Prior to Dilli Dilli, Gaurav Anand had already established three acclaimed Indian restaurants in New York: Bhatti Indian Grill, MotiMahal Delux, and Baazi. He also manages a luxury event catering company called CGA Events.
Vipul Gupta is a seasoned chef who has spent the last two decades redefining Indian cuisine, leading kitchens for reputed hospitality brands like Starwood Hotels, ITC, and Andaz. After training at renowned restaurants like Bukhara and Dum Pukht, he launched acclaimed venues in Delhi like Delhi Pavilion and Annamaya.
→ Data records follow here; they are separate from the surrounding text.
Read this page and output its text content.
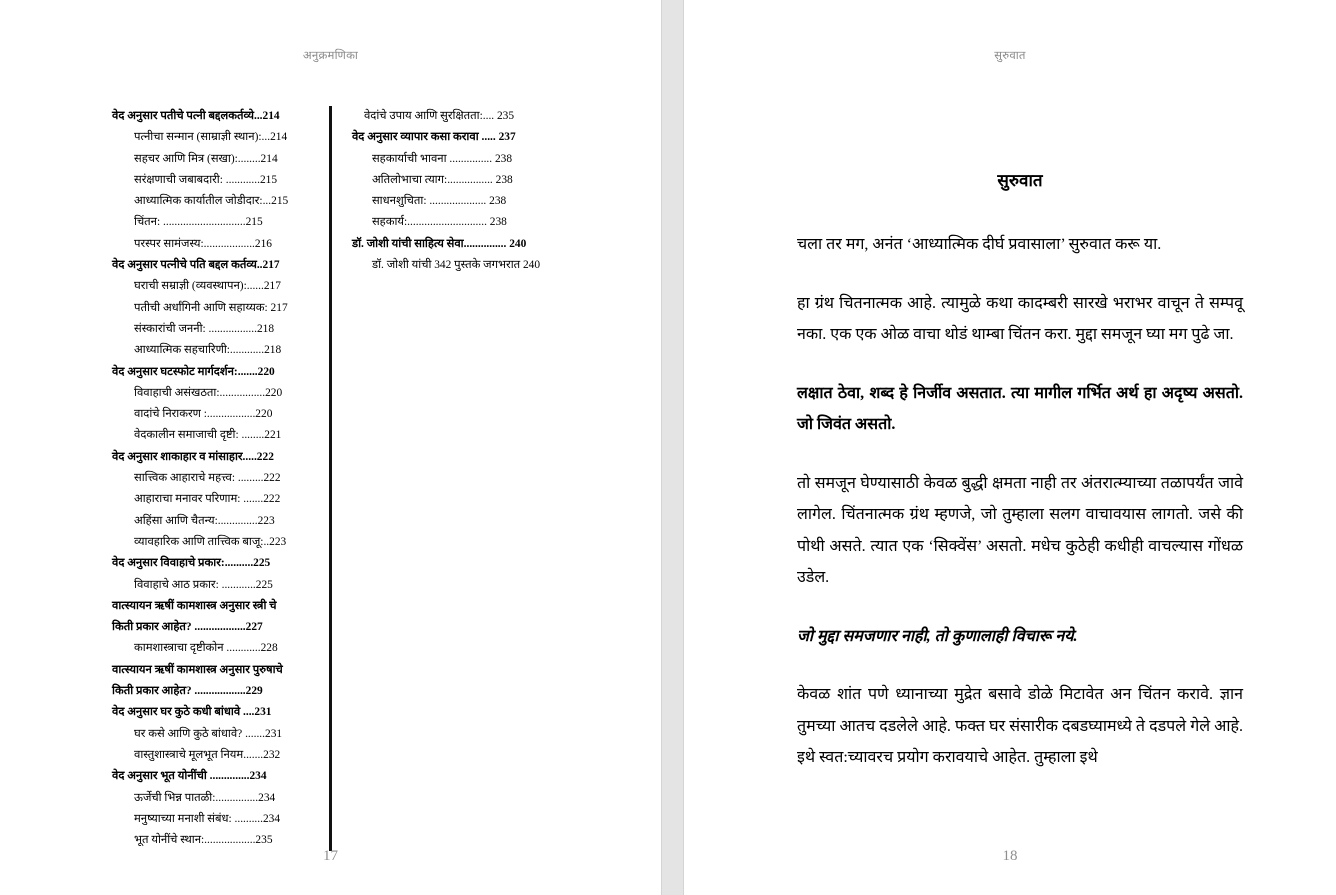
अनुक्रमणिका
वेद अनुसार पतीचे पत्नी बद्दलकर्तव्ये...214
पत्नीचा सन्मान (साम्राज्ञी स्थान):...214
सहचर आणि मित्र (सखा):........214
सरंक्षणाची जबाबदारी: ............215
आध्यात्मिक कार्यातील जोडीदार:...215
चिंतन: .............................215
परस्पर सामंजस्य:..................216
वेद अनुसार पत्नीचे पति बद्दल कर्तव्य..217
घराची सम्राज्ञी (व्यवस्थापन):......217
पतीची अर्धांगिनी आणि सहाय्यक: 217
संस्कारांची जननी: .................218
आध्यात्मिक सहचारिणी:............218
वेद अनुसार घटस्फोट मार्गदर्शन:.......220
विवाहाची असंखठता:................220
वादांचे निराकरण :.................220
वेदकालीन समाजाची दृष्टी: ........221
वेद अनुसार शाकाहार व मांसाहार.....222
सात्त्विक आहाराचे महत्त्व: .........222
आहाराचा मनावर परिणाम: .......222
अहिंसा आणि चैतन्य:..............223
व्यावहारिक आणि तात्त्विक बाजू:..223
वेद अनुसार विवाहाचे प्रकार:..........225
विवाहाचे आठ प्रकार: ............225
वात्स्यायन ऋषीं कामशास्त्र अनुसार स्त्री चे
किती प्रकार आहेत? ..................227
कामशास्त्राचा दृष्टीकोन ............228
वात्स्यायन ऋषीं कामशास्त्र अनुसार पुरुषाचे
किती प्रकार आहेत? ..................229
वेद अनुसार घर कुठे कधी बांधावे ....231
घर कसे आणि कुठे बांधावे? .......231
वास्तुशास्त्राचे मूलभूत नियम.......232
वेद अनुसार भूत योनींची ..............234
ऊर्जेची भिन्न पातळी:...............234
मनुष्याच्या मनाशी संबंध: ..........234
भूत योनींचे स्थान:..................235
वेदांचे उपाय आणि सुरक्षितता:.... 235
वेद अनुसार व्यापार कसा करावा ..... 237
सहकार्याची भावना ............... 238
अतिलोभाचा त्याग:................ 238
साधनशुचिता: .................... 238
सहकार्य:............................ 238
डॉ. जोशी यांची साहित्य सेवा............... 240
डॉ. जोशी यांची 342 पुस्तके जगभरात 240
17
सुरुवात
सुरुवात

चला तर मग, अनंत ‘आध्यात्मिक दीर्घ प्रवासाला’ सुरुवात करू या.

हा ग्रंथ चितनात्मक आहे. त्यामुळे कथा कादम्बरी सारखे भराभर वाचून ते सम्पवू नका. एक एक ओळ वाचा थोडं थाम्बा चिंतन करा. मुद्दा समजून घ्या मग पुढे जा.

लक्षात ठेवा, शब्द हे निर्जीव असतात. त्या मागील गर्भित अर्थ हा अदृष्य असतो. जो जिवंत असतो.

तो समजून घेण्यासाठी केवळ बुद्धी क्षमता नाही तर अंतरात्म्याच्या तळापर्यंत जावे लागेल. चिंतनात्मक ग्रंथ म्हणजे, जो तुम्हाला सलग वाचावयास लागतो. जसे की पोथी असते. त्यात एक ‘सिक्वेंस’ असतो. मधेच कुठेही कधीही वाचल्यास गोंधळ उडेल.

जो मुद्दा समजणार नाही, तो कुणालाही विचारू नये.

केवळ शांत पणे ध्यानाच्या मुद्रेत बसावे डोळे मिटावेत अन चिंतन करावे. ज्ञान तुमच्या आतच दडलेले आहे. फक्त घर संसारीक दबडघ्यामध्ये ते दडपले गेले आहे. इथे स्वत:च्यावरच प्रयोग करावयाचे आहेत. तुम्हाला इथे

18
He was also recognized as one of the Top 50 Food & Beverage Industry Professionals of India and was the subject of a feature at The James Beard Foundation.
If there was one thing that failed to impress – it was the desserts – Kulfi Raviraj (dull), Chavanni Jalebi (too dry), and the Royal Tukda (a bread pudding that did not rise to the occasion.) In their favor, none of the desserts were the sickly sweet concoctions often proffered by Indian establishments. The milky, lukewarm masala chai was unfortunate.
But Sandhya felt Dilli Dilli showed promise and is definitely returning. “You do leave feeling satisfied and happy with the appetizers and entrees – those count the most- and they were both flavorful and Dillicious!”